Hong Kong insurance sector to be worth $10.9 billion by 2028
Hong Kong’s general insurance market is projected to grow at a compound annual growth rate (CAGR) of 6.3% until 2028
According to data analytics firm GlobalData, the territory’s general insurance sector is expected to grow in terms of gross written premiums (GWP) from around HK$67 billion (US$8.6 billion) in 2024, to around HK$85.6 billion (US$10.9 billion) in 2028.
This includes projected growth of 5.5% between 2024 and 2025.
This growth will be led by Hong Kong’s personal accident and health (PA&H) sector – the largest line of business in the city, which accounts for approximately a third (31.4%) of the sector.
PA&H insurance is expected to grow by 7.2% in 2024, driven by a rise in health awareness, and a recovery in demand for health insurance policies from customers in mainland China following the end of Covid-19-era travel restrictions in December 2022.
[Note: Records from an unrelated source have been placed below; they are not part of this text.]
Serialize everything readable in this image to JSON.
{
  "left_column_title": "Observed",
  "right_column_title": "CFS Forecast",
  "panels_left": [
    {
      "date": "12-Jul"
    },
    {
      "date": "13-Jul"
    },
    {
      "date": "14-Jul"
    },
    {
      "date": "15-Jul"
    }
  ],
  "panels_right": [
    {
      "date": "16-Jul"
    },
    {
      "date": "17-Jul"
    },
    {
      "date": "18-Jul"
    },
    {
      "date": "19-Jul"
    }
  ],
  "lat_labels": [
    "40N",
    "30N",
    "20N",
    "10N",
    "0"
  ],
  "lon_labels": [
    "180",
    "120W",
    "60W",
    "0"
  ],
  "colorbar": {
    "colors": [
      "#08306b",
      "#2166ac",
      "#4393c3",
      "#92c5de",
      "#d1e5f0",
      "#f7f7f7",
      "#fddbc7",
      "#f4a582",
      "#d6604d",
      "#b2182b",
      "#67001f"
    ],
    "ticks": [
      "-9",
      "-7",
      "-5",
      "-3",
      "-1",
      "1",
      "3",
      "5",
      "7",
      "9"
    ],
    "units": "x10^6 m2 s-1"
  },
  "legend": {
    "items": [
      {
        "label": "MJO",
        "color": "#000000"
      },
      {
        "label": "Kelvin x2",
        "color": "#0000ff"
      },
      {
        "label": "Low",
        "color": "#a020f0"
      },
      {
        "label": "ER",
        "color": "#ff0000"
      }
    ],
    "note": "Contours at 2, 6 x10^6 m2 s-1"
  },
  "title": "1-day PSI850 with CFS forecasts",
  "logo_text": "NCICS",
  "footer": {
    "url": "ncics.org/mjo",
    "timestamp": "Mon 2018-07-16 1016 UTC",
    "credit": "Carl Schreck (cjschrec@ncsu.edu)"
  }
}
Other sectors expected to drive growth in the next four years are liability and property insurance, which constitute 24.1% and 20% of the total general insurance market respectively.
A healthy PA&H sector
“Hong Kong’s general insurance industry witnessed a consistent growth of 5.5% in 2022 and 2023,” said Anurag Baliarsingh, Insurance Analyst at GlobalData. “The growth was supported by a recovery in the demand for health and travel insurance policies from mainland Chinese customers, mandatory insurance classes, and rising medical inflation that resulted in an increase in the premiums for health insurance policies. The trend is expected to continue in 2024 and 2025.”
He added that mainland Chinese customers were attracted to Hong Kong by “superior care, high-quality medical facilities, and shorter waiting times”, as well as options for “additional coverage … not available in the policies offered in mainland China”.
Baliarsingh also noted that an ageing population, a rise in critical diseases, and medical inflation since the Covid-19 pandemic have also supported PA&H insurance growth by stimulating demand – a trend that is expected to continue throughout 2024.
He concluded: “The growth in Hong Kong’s general insurance industry over the next five years is expected to be driven by economic recovery, an increase in inbound tourism, and rising health awareness. However, highly volatile market conditions due to rising inflation levels can impact the profitability of general insurers in the short term.”
Zurich Hong Kong announced that it would offer travel insurance coverage to Hutchison Telecommunications Hong Kong (HTHK) customers in January of this year.